Don’t Rule Out An Energy Crisis: Goldman Sachs

Don’t Rule Out An Energy Crisis: Goldman Sachs

Last week, Goldman Sachs' energy research team drew a lot of attention on Wall Street when they predicted Brent crude oil will hit $90 a barrel by the end of the year.

Now they're back with another reality check: given the market's supply/demand fundamentals, an energy crisis cannot be ruled out.

On Yahoo Finance Live, Goldman Sachs director of energy research Damien Courvalin stated, "When you enter into winter with critically low inventories, it has the potential to be a disaster." "A cold winter would be required to truly face the threat of gas shortages. What brought us here? Since COVID, the economic recovery has been [about] reduced mobility, less oil consumption, and higher power demand. There has been a structural growth in power use, which has been met by under-investment on the supply side. Today, there appears to be a crisis, but it will not be addressed in the near future. Next winter, this is a threat that will resurface."

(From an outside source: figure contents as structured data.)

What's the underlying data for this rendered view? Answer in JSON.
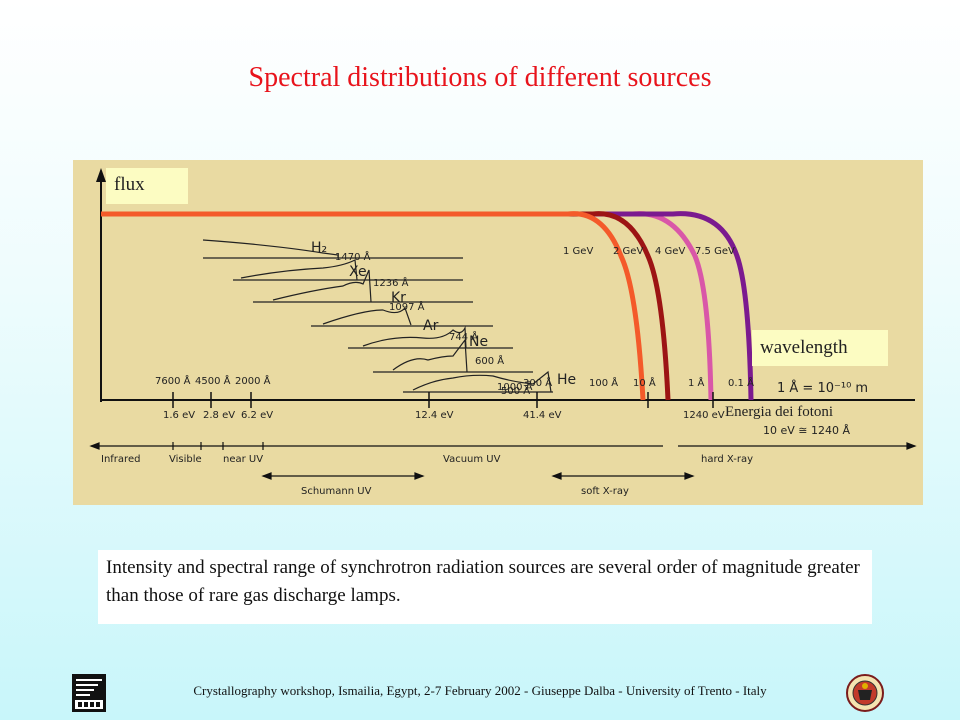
{
  "slide": {
    "title": "Spectral distributions of different sources",
    "caption": "Intensity and spectral range of synchrotron radiation sources are several order of magnitude greater than those of rare gas discharge lamps.",
    "footer": "Crystallography workshop, Ismailia, Egypt, 2-7 February  2002 - Giuseppe Dalba -  University of Trento - Italy"
  },
  "figure": {
    "flux_label": "flux",
    "wavelength_label": "wavelength",
    "energy_axis_title": "Energia dei fotoni",
    "energy_note": "10 eV ≅ 1240 Å",
    "angstrom_note": "1 Å = 10⁻¹⁰ m",
    "gas_labels": [
      "H₂",
      "Xe",
      "Kr",
      "Ar",
      "Ne",
      "He"
    ],
    "gas_wavelengths": [
      "1470 Å",
      "1236 Å",
      "1097 Å",
      "744 Å",
      "600 Å",
      "500 Å"
    ],
    "beam_energies": [
      "1 GeV",
      "2 GeV",
      "4 GeV",
      "7.5 GeV"
    ],
    "wavelength_ticks": [
      "7600 Å",
      "4500 Å",
      "2000 Å",
      "1000 Å",
      "300 Å",
      "100 Å",
      "10 Å",
      "1 Å",
      "0.1 Å"
    ],
    "energy_ticks": [
      "1.6 eV",
      "2.8 eV",
      "6.2 eV",
      "12.4 eV",
      "41.4 eV",
      "1240 eV"
    ],
    "regions": [
      "Infrared",
      "Visible",
      "near UV",
      "Vacuum UV",
      "hard X-ray",
      "Schumann UV",
      "soft X-ray"
    ],
    "colors": {
      "main_flux": "#f2542c",
      "1GeV": "#f45a2a",
      "2GeV": "#9c1414",
      "4GeV": "#d957a8",
      "7.5GeV": "#7b1a8f"
    }
  }
}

Energy prices of all types have gone into hyperdrive since Goldman's prediction on oil a week ago, owing to increasing supply worries throughout the world.

Natural gas prices in the United States are hovering around levels last seen in 2008. Natural gas prices in the United Kingdom have risen by 60% in the previous two days at one point during Wednesday's session. Brent crude oil is up 4% and has surpassed $81 per barrel.

In China, rising coal prices have resulted in rolling blackouts.

"We're not there yet [in terms of outages in the United States]. We're attempting to mitigate the winter threat. Given the dangers associated with weather unpredictability, we may expect significant volatility "Courvalin continues.

According to Goldman Sachs analyst Neil Mehta, there are some optimistic bets to be made in the oil patch to ride the current gusher in prices for black gold and natural gas.

Regarding possible winners from the energy rally, Neil Mehta, a colleague of Courvalin's, recently maintained Buy ratings and high upside price targets on oil giants ConocoPhillips and ExxonMobil. ConocoPhillips is expected to yield 20% to investors over the next 12 months, while ExxonMobil is expected to return 24%.